5 Top Tips to Putting Together Art Supply Packs

Teaching Art

When I heard that our school would have families pick-up a bag of supplies from the classroom teachers to start our online learning for the 2020-2021 school year, I knew I had to seize the opportunity and get art supplies into those bags.


After 17 weeks of asynchronous online learning in the spring and basing lessons off of what I assumed students had at home, I moved heaven and earth to get art supplies to families to support them as well as help me structure my lessons and instructions. So within 72 hours, I sourced, ordered, packed, and helped distribute over 700 art supply packs to almost all of our students. Here are my tops tips for creating art supply packs for your students.

Synchronous vs. Asynchronous 

It is helpful to know whether you are facilitating synchronous or asynchronous or both before you start planning what supplies you want students to have at home. With asynchronous, students can work at their own pace, can pause a video, or seek help from an adult if needed. With synchronous, it is the opposite. Synchronous teaching lends itself well to two-dimensional artmaking. Supplies such as watercolor paint, colored pencils, drawing pencils, and markers are supplies that can give students a range of mediums to explore but also help you easily facilitated synchronously.

For asynchronous lessons, the materials provided can be examples of what they will need more of like cardboard and found objects and providing them with glue, tape, paint can allow for choice within the lesson. I created art packs, knowing I would be teaching asynchronously. Therefore students received a random assortment of supplies knowing that I could make videos to help them navigate the assigned project.

Use What You Have

From budgets to clearing out cupboards, using what you have in the art room is a good start to help you plan your art packets for kids. Also, many of us order materials ahead and things you planned to have used in the spring or fall could come in handy to use and distribute to students. Using what you have also referred to using the lesson you have and adapting them to online learning. The more you can use, repurpose, and reappropriated the easier it is for you and helps to uphold your curriculum standards and your thoughtful planning.


Use Food Containers

If you are using what you have, food containers are handy to repackage materials to send to students.

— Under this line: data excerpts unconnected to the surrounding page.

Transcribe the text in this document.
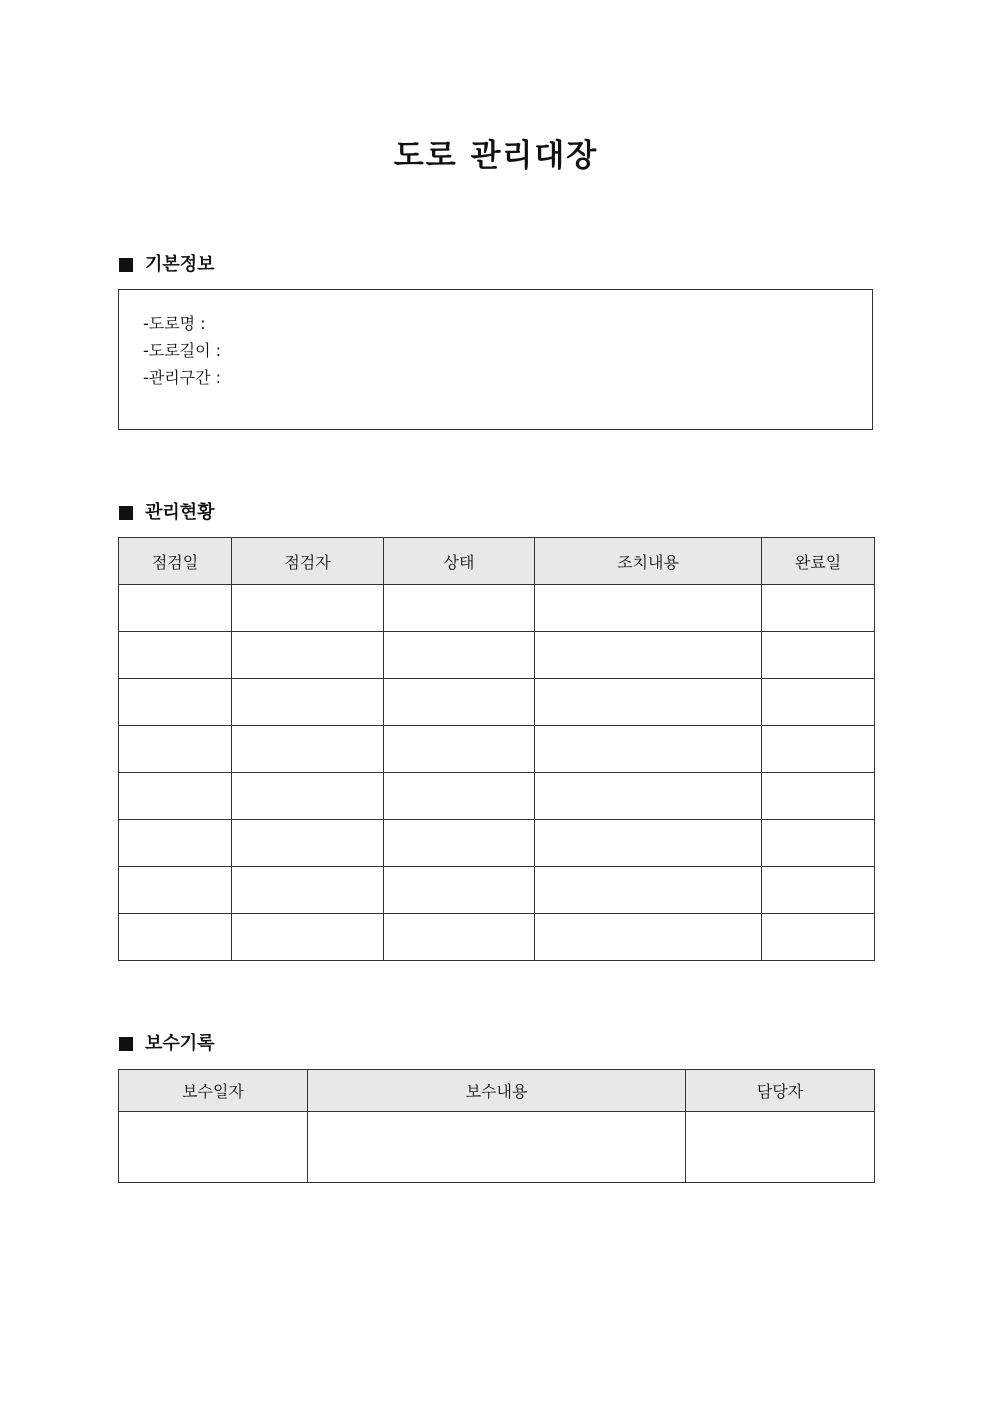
도로 관리대장
기본정보
-도로명 :
-도로길이 :
-관리구간 :
관리현황
점검일	점검자	상태	조치내용	완료일

보수기록
보수일자	보수내용	담당자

From small cups to plastic bags, contact your local food vendors and/or check larger wholesalers of goods such as Gordon Food Service or Cosco to find what you need. I used soy sauce containers to put small amounts of tempera paint inside to help teach color theory lessons. Then whatever students have left over they can use for their own artmaking.


Include a Note 

Make sure to put some sort of note inside or outside of the art supply bag to provide information. Whether, the notes says to wait to open the art pack, or informing students  to return the supplies to school once allowed back on campus, it is time well spent to make it very clear what students and parents need to know about the supplies before they open them. I used large labels and put one on each bag to ensure the message was read and received.


Include a Sketchbook

Sketchbooks are a great tool to have for students to collate their artwork when they are creating at home and also to help you later for assessment or reporting. It also ensures that students have a quality paper to create on as many use copier paper which does not suit certain mediums very well. The expectations of the sketchbook can also serve an entire lesson. From showing students how to use and care for their sketchbook, to decorating it to make it their own, use this as a teaching moment; for students to understand how to use a sketchbook or visual journal like an artist.

Despite teaching different grade levels, I feel as these top tips can help any art teacher start to wrap their head around preparing supplies packs for students. I will warn you, it is a lot of work, but that time and effort is well spent as it will not only help you with planning but help your students continue to learn and grow through artmaking.